Answer:
Option E is correct. Pay out ratio is 73.74 %
Explanation:
Payout ratio shows how much portion of the net earning the company pay to its shareholders in form of cash dividend. Higher pay out ratio implies that company pay large portion of its earning to shareholder.
Mathematically, pay out ratio is = 1 - Retention Ratio ------ (a)

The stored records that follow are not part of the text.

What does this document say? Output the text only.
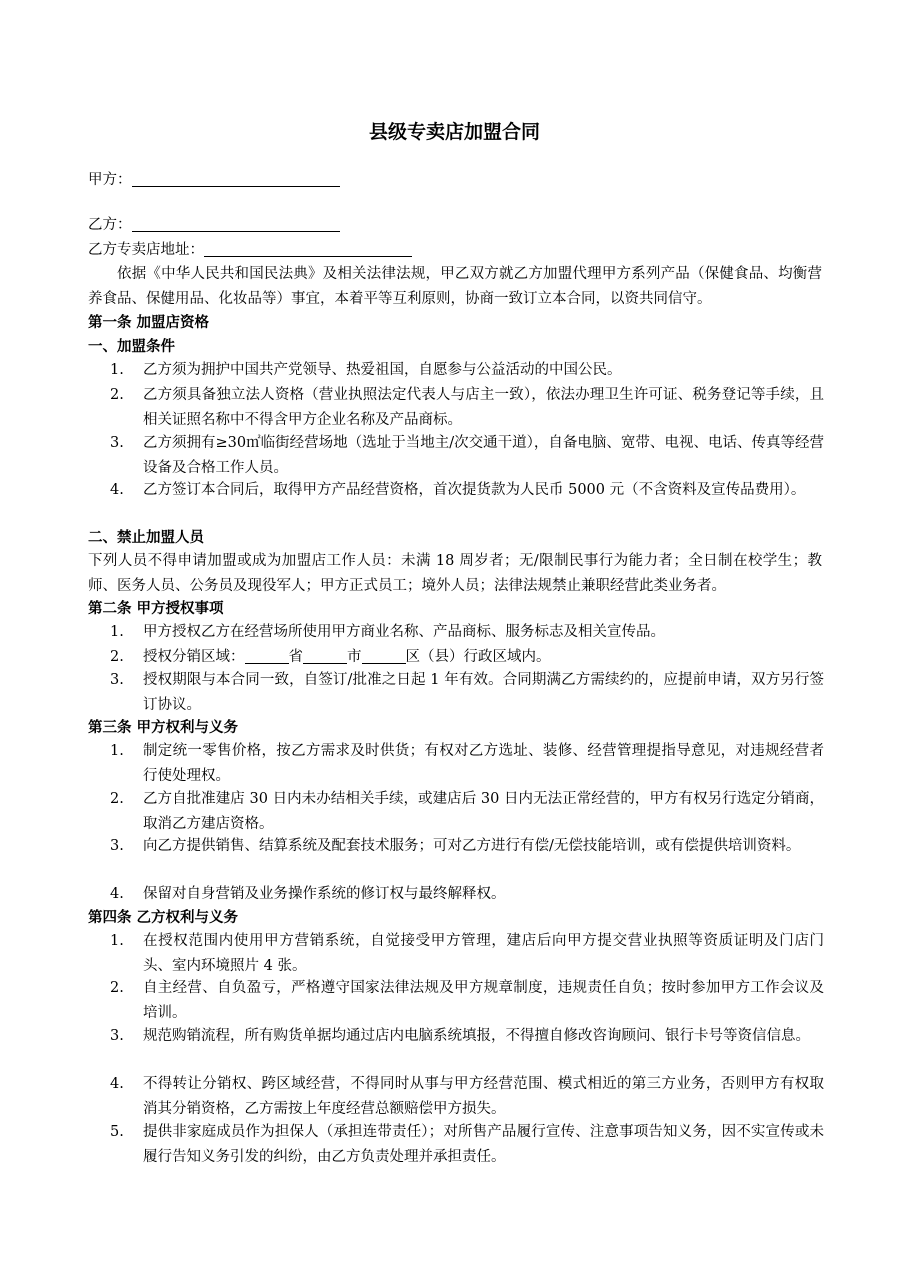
县级专卖店加盟合同
甲方：
乙方：
乙方专卖店地址：
依据《中华人民共和国民法典》及相关法律法规，甲乙双方就乙方加盟代理甲方系列产品（保健食品、均衡营养食品、保健用品、化妆品等）事宜，本着平等互利原则，协商一致订立本合同，以资共同信守。
第一条 加盟店资格
一、加盟条件
1.	乙方须为拥护中国共产党领导、热爱祖国，自愿参与公益活动的中国公民。
2.	乙方须具备独立法人资格（营业执照法定代表人与店主一致），依法办理卫生许可证、税务登记等手续，且相关证照名称中不得含甲方企业名称及产品商标。
3.	乙方须拥有≥30㎡临街经营场地（选址于当地主/次交通干道），自备电脑、宽带、电视、电话、传真等经营设备及合格工作人员。
4.	乙方签订本合同后，取得甲方产品经营资格，首次提货款为人民币 5000 元（不含资料及宣传品费用）。
二、禁止加盟人员
下列人员不得申请加盟或成为加盟店工作人员：未满 18 周岁者；无/限制民事行为能力者；全日制在校学生；教师、医务人员、公务员及现役军人；甲方正式员工；境外人员；法律法规禁止兼职经营此类业务者。
第二条 甲方授权事项
1.	甲方授权乙方在经营场所使用甲方商业名称、产品商标、服务标志及相关宣传品。
2.	授权分销区域：	省	市	区（县）行政区域内。
3.	授权期限与本合同一致，自签订/批准之日起 1 年有效。合同期满乙方需续约的，应提前申请，双方另行签订协议。
第三条 甲方权利与义务
1.	制定统一零售价格，按乙方需求及时供货；有权对乙方选址、装修、经营管理提指导意见，对违规经营者行使处理权。
2.	乙方自批准建店 30 日内未办结相关手续，或建店后 30 日内无法正常经营的，甲方有权另行选定分销商，取消乙方建店资格。
3.	向乙方提供销售、结算系统及配套技术服务；可对乙方进行有偿/无偿技能培训，或有偿提供培训资料。
4.	保留对自身营销及业务操作系统的修订权与最终解释权。
第四条 乙方权利与义务
1.	在授权范围内使用甲方营销系统，自觉接受甲方管理，建店后向甲方提交营业执照等资质证明及门店门头、室内环境照片 4 张。
2.	自主经营、自负盈亏，严格遵守国家法律法规及甲方规章制度，违规责任自负；按时参加甲方工作会议及培训。
3.	规范购销流程，所有购货单据均通过店内电脑系统填报，不得擅自修改咨询顾问、银行卡号等资信信息。
4.	不得转让分销权、跨区域经营，不得同时从事与甲方经营范围、模式相近的第三方业务，否则甲方有权取消其分销资格，乙方需按上年度经营总额赔偿甲方损失。
5.	提供非家庭成员作为担保人（承担连带责任）；对所售产品履行宣传、注意事项告知义务，因不实宣传或未履行告知义务引发的纠纷，由乙方负责处理并承担责任。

Retention ration shows portion of the earning that the company has retained for future investment or operation or growth.
Given data
Growth rate = 5 % or 0.05
Debt to equity ratio = 0.55
Assets turn over = 1.30
Profit Margin = 9 % or 0.09
Retention ration can be calculated from sustainable growth ratio formula.
Sustainable growth rate = Retention ratio x Return on equity
Sustainable growth rate means the growth rate that the company wants to maintain in future.
Retention ratio = Sustainable growth rate / Return on equity ---- (b)
Return on equity is not given the question but it can be calculated from Du Pont equation.
According to Du Pont equation,
Return on Equity = Profit Margin x Assets Turn Over x Financial leverage
Return on Equity = 0.09 x 1.30 x ( 1 + 0.55) = 0.18135
Let r be retention ratio, Then
Sustainable growth rate = (0.18135 x r)/ ( 1- (0.18135 x r))
0.05 = (0.18135 x r)/ ( 1- (0.18135 x r))
r = 0.2626 = Retention ratio
Putting the value of retention ratio in equation (a)
Payout ratio = 1 - Retention ratio = 1 - 0.2626 = 0.7374 or 73.74 %.